Quartering – 5th July 2009
I took both dogs out today to practise quartering. It wasn’t easy as the spot I used was too narrow and the bracken on each side proved far more interesting than the bird-less grass in between. I wanted both dogs to cover the ground, respond to the turn whistle and drop when commanded. The area is full of dog walkers so I had to try to control the dogs often in the presence of distractions as you will see. Grace ran quite well, apart from an initial back cast, but her mind was on other things (and often this wasn’t me), Archie was full of the exuberence of youth and whilst he may not yet have worked out what he was meant to be doing responded pretty well and dropped to command despite a rather overweight lab looking to distract him. I am not looking for any serious quartering with Archie yet, following hand signals and just running across the breeze rather than into it is good enough (not stopping to graze on rabbit droppings would be a bonus too).

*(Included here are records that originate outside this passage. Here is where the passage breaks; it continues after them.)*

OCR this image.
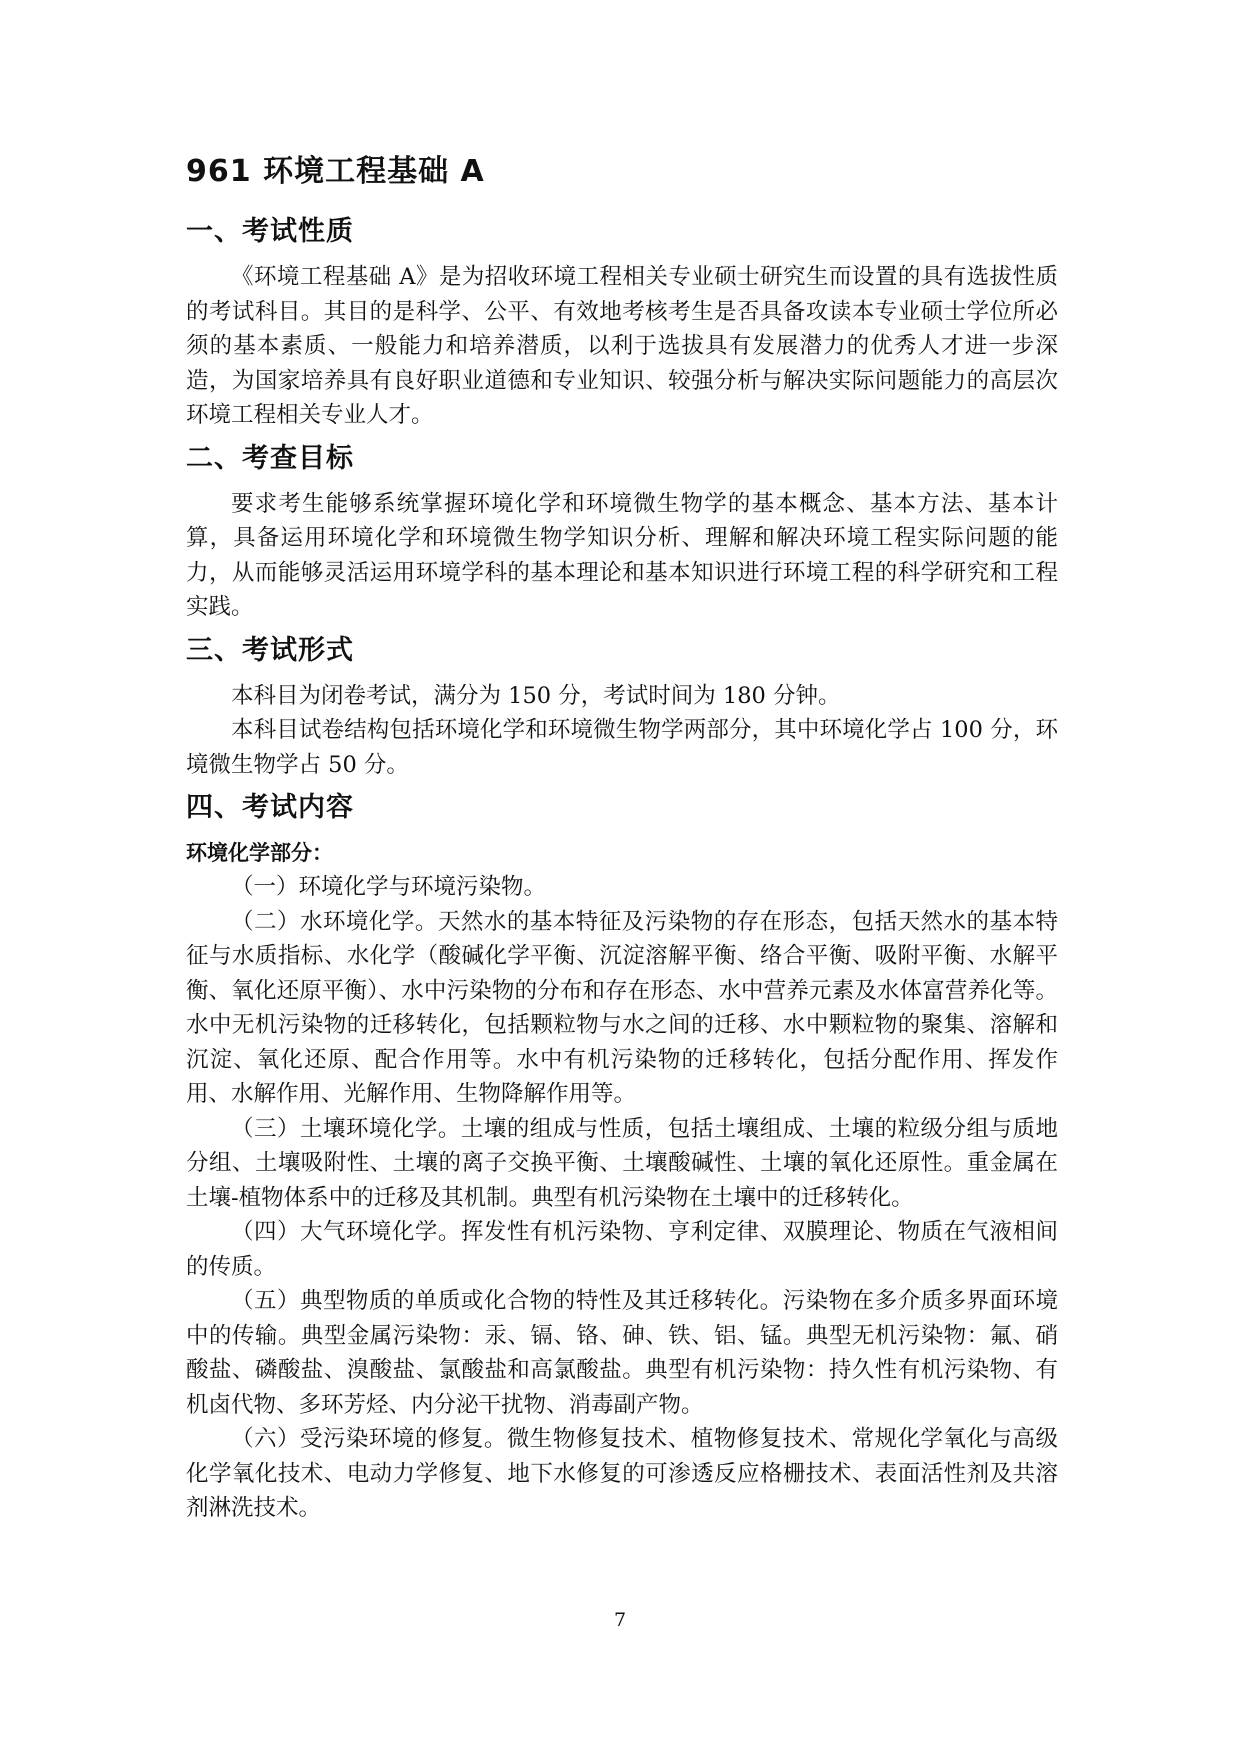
961 环境工程基础 A
一、考试性质

《环境工程基础 A》是为招收环境工程相关专业硕士研究生而设置的具有选拔性质的考试科目。其目的是科学、公平、有效地考核考生是否具备攻读本专业硕士学位所必须的基本素质、一般能力和培养潜质，以利于选拔具有发展潜力的优秀人才进一步深造，为国家培养具有良好职业道德和专业知识、较强分析与解决实际问题能力的高层次环境工程相关专业人才。

二、考查目标

要求考生能够系统掌握环境化学和环境微生物学的基本概念、基本方法、基本计算，具备运用环境化学和环境微生物学知识分析、理解和解决环境工程实际问题的能力，从而能够灵活运用环境学科的基本理论和基本知识进行环境工程的科学研究和工程实践。

三、考试形式

本科目为闭卷考试，满分为 150 分，考试时间为 180 分钟。

本科目试卷结构包括环境化学和环境微生物学两部分，其中环境化学占 100 分，环境微生物学占 50 分。

四、考试内容
环境化学部分：

（一）环境化学与环境污染物。

（二）水环境化学。天然水的基本特征及污染物的存在形态，包括天然水的基本特征与水质指标、水化学（酸碱化学平衡、沉淀溶解平衡、络合平衡、吸附平衡、水解平衡、氧化还原平衡）、水中污染物的分布和存在形态、水中营养元素及水体富营养化等。水中无机污染物的迁移转化，包括颗粒物与水之间的迁移、水中颗粒物的聚集、溶解和沉淀、氧化还原、配合作用等。水中有机污染物的迁移转化，包括分配作用、挥发作用、水解作用、光解作用、生物降解作用等。

（三）土壤环境化学。土壤的组成与性质，包括土壤组成、土壤的粒级分组与质地分组、土壤吸附性、土壤的离子交换平衡、土壤酸碱性、土壤的氧化还原性。重金属在土壤-植物体系中的迁移及其机制。典型有机污染物在土壤中的迁移转化。

（四）大气环境化学。挥发性有机污染物、亨利定律、双膜理论、物质在气液相间的传质。

（五）典型物质的单质或化合物的特性及其迁移转化。污染物在多介质多界面环境中的传输。典型金属污染物：汞、镉、铬、砷、铁、铝、锰。典型无机污染物：氟、硝酸盐、磷酸盐、溴酸盐、氯酸盐和高氯酸盐。典型有机污染物：持久性有机污染物、有机卤代物、多环芳烃、内分泌干扰物、消毒副产物。

（六）受污染环境的修复。微生物修复技术、植物修复技术、常规化学氧化与高级化学氧化技术、电动力学修复、地下水修复的可渗透反应格栅技术、表面活性剂及共溶剂淋洗技术。

7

It is interesting, both dogs have different running styles.
July 5, 2009 at 10:00 pm
My compliments to the camerawoman! Just out of interest, was Archie getting tired? His hind action looked different to Grace’s, or so it seemed and I don’t know if it is caused by different conformation or just being a bit tired….
Hilary
July 5, 2009 at 10:19 pm
He was very tired by this point, actually choosing to drop infront of me without command soon after as if to say enough was enough!

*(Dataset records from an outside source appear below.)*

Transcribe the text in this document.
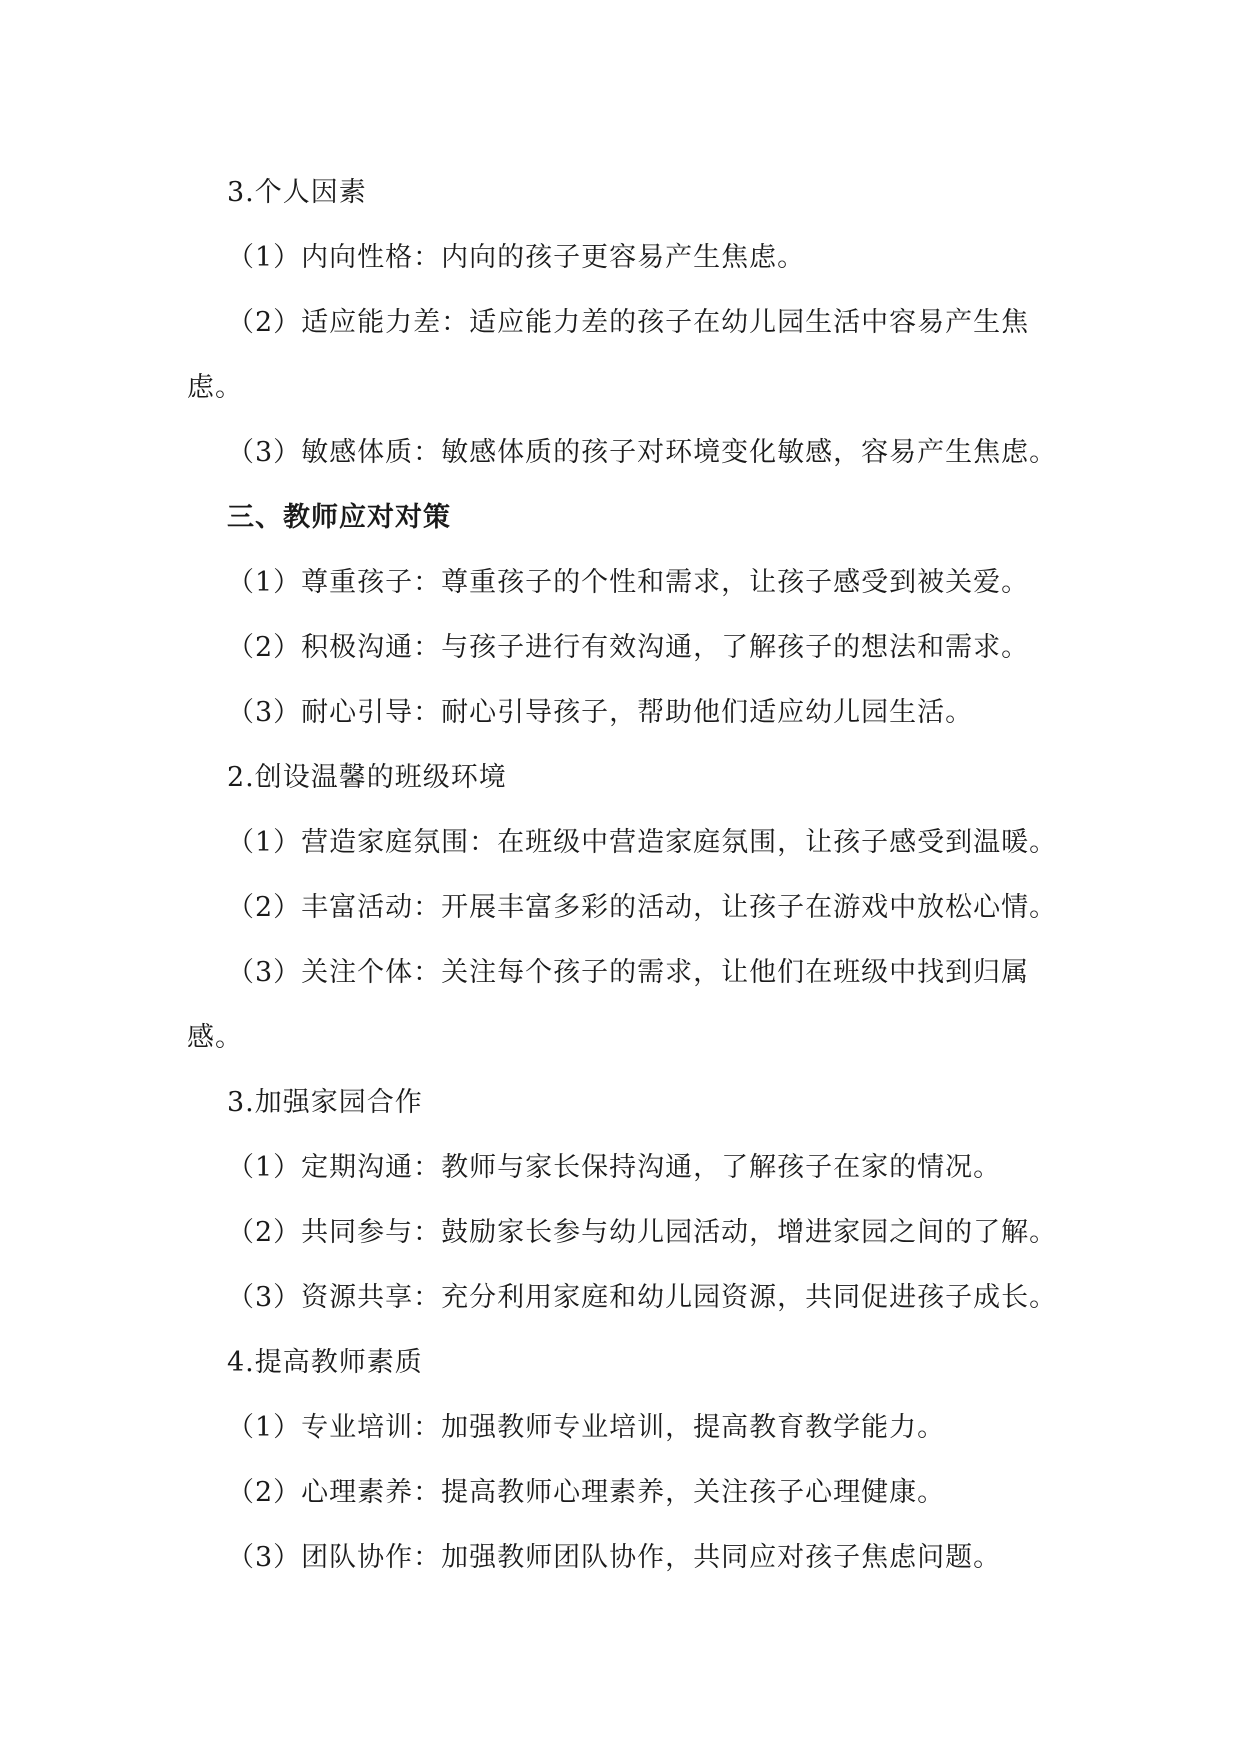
3.个人因素
（1）内向性格：内向的孩子更容易产生焦虑。
（2）适应能力差：适应能力差的孩子在幼儿园生活中容易产生焦
虑。
（3）敏感体质：敏感体质的孩子对环境变化敏感，容易产生焦虑。
三、教师应对对策
（1）尊重孩子：尊重孩子的个性和需求，让孩子感受到被关爱。
（2）积极沟通：与孩子进行有效沟通，了解孩子的想法和需求。
（3）耐心引导：耐心引导孩子，帮助他们适应幼儿园生活。
2.创设温馨的班级环境
（1）营造家庭氛围：在班级中营造家庭氛围，让孩子感受到温暖。
（2）丰富活动：开展丰富多彩的活动，让孩子在游戏中放松心情。
（3）关注个体：关注每个孩子的需求，让他们在班级中找到归属
感。
3.加强家园合作
（1）定期沟通：教师与家长保持沟通，了解孩子在家的情况。
（2）共同参与：鼓励家长参与幼儿园活动，增进家园之间的了解。
（3）资源共享：充分利用家庭和幼儿园资源，共同促进孩子成长。
4.提高教师素质
（1）专业培训：加强教师专业培训，提高教育教学能力。
（2）心理素养：提高教师心理素养，关注孩子心理健康。
（3）团队协作：加强教师团队协作，共同应对孩子焦虑问题。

I was lucky with the camerawoman…its not often that she chooses to come with me, preferring to make the most of my time training by shopping.
July 7, 2009 at 4:37 pm
Both dogs look tired to me but to train quartering in an area like this you wouldn’t want it any other way. I very seldom can manage to get a dog to quarter ground this narrow, in fact even considerably wider than yours, as they tend to get too far ahead. Since you were working on spoilt ground I don’t know that I would insist on the dog completing the cast ( even though eventually I would) when I got a turn around/back cast. If the dogs has turned I would send it out the otherside. Just because it’s such a contrived situation but that comment could be filed under nit picking. Tire them out by all means but DON’T bore them. Don’t forget your own comment misquoted from elsewhere that if you train a dog to quarter in a small field what you get is a dog capable of quartering a small field.
July 7, 2009 at 7:45 pm
Thanks Des, it often takes an observer to point out what should be obvious but isn’t. Both dogs were tired – it was warm and this exercise was at the end of the session. You are right about the width of the beat too. I won’t work in this area again, just hoped that it would remind Grace as to what quartering was all about. I did the same last year and as soon as we hit heather she was off. Archie is different though, and I take your point. He has yet to get on the wide open spaces so may see this narrow quartering as his purpose – I don’t want that at all. I had them both out in the forest today and I don’t think Archie even considers close working…although I have now found that I can turn him at 200 yards…out of necessity!